Regia: Martin Scorsese
Sceneggiatura: Paul Schrader
Usa 1976, durata: 113 minuti
Vincitore della Palma d’oro al festival di Cannes del 1976, Taxi
Driver rappresenta una straordinaria mescolanza dei generi hollywoodiani.
Il protagonista è un personaggio ibrido, un eroe fallimentare
in bilico tra il cowboy e il gangster. Il western e il noir si fondono.
Travis è un reduce del Vietnam, un individuo insignificante,
estraneo ad una società di cui non conosce i meccanismi, che non riesce a comunicare
mentre assorbe tutta la violenza della vita metropolitana.

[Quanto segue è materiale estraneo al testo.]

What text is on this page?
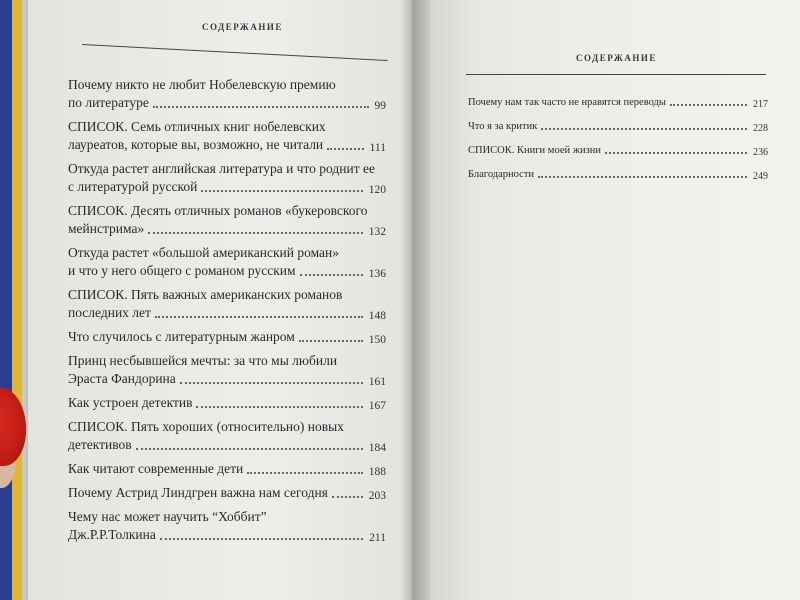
СОДЕРЖАНИЕ
СОДЕРЖАНИЕ
Почему никто не любит Нобелевскую премию
по литературе	99
СПИСОК. Семь отличных книг нобелевских
лауреатов, которые вы, возможно, не читали	111
Откуда растет английская литература и что роднит ее
с литературой русской	120
СПИСОК. Десять отличных романов «букеровского
мейнстрима»	132
Откуда растет «большой американский роман»
и что у него общего с романом русским	136
СПИСОК. Пять важных американских романов
последних лет	148
Что случилось с литературным жанром	150
Принц несбывшейся мечты: за что мы любили
Эраста Фандорина	161
Как устроен детектив	167
СПИСОК. Пять хороших (относительно) новых
детективов	184
Как читают современные дети	188
Почему Астрид Линдгрен важна нам сегодня	203
Чему нас может научить “Хоббит”
Дж.Р.Р.Толкина	211
Почему нам так часто не нравятся переводы	217
Что я за критик	228
СПИСОК. Книги моей жизни	236
Благодарности	249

Un John Doe
postmoderno.
L’incipit è una dichiarazione di poetica iperrealista: fumo,
colori saturi e degrado; un’evidente qualità pittorica dell’immagine, che
viaggia dall’ordinario a una dimensione onirica, irreale.
L’uso del rallenty contribuisce a questo gioco di confusione
visiva simbolica.
La capacità iperrealista di Scorsese si esprime nei momenti
più quotidiani e statici del film, come nella conversazione assurda e totalmente surreale fra i due tassisti: il collega di Travis cerca di dare una risposta ad
una domanda che non gli è stata posta. Si tratta di un contatto privo di una
vera comunicazione.
La sceneggiatura traduce il racconto in
riflessione esistenziale. Ma è una riflessione che non riesce a non apparire paradossale
rispetto al reale.
Tra le inquadrature prolungate che insistono sull’attore, una
New York allucinata e allucinante fa da scenario a questa tensione tra salvazza e
perdizione, a questa lenta e inesorabile discesa agli inferi.
In una parola: straniante
Citazione preferita: “Io ho sempre sentito il bisogno di
avere uno scopo nella vita; non credo che uno possa dedicarsi solo a se stesso,
al proprio benessere. Secondo me uno deve cercare di avvicinarsi alle altre
persone.”
Voto: 9
Complimenti Marta, mi piace tantissimo la tua recensione! Io amo Scorsese, lo trovo geniale. Grazie per avermi ricordato questo film!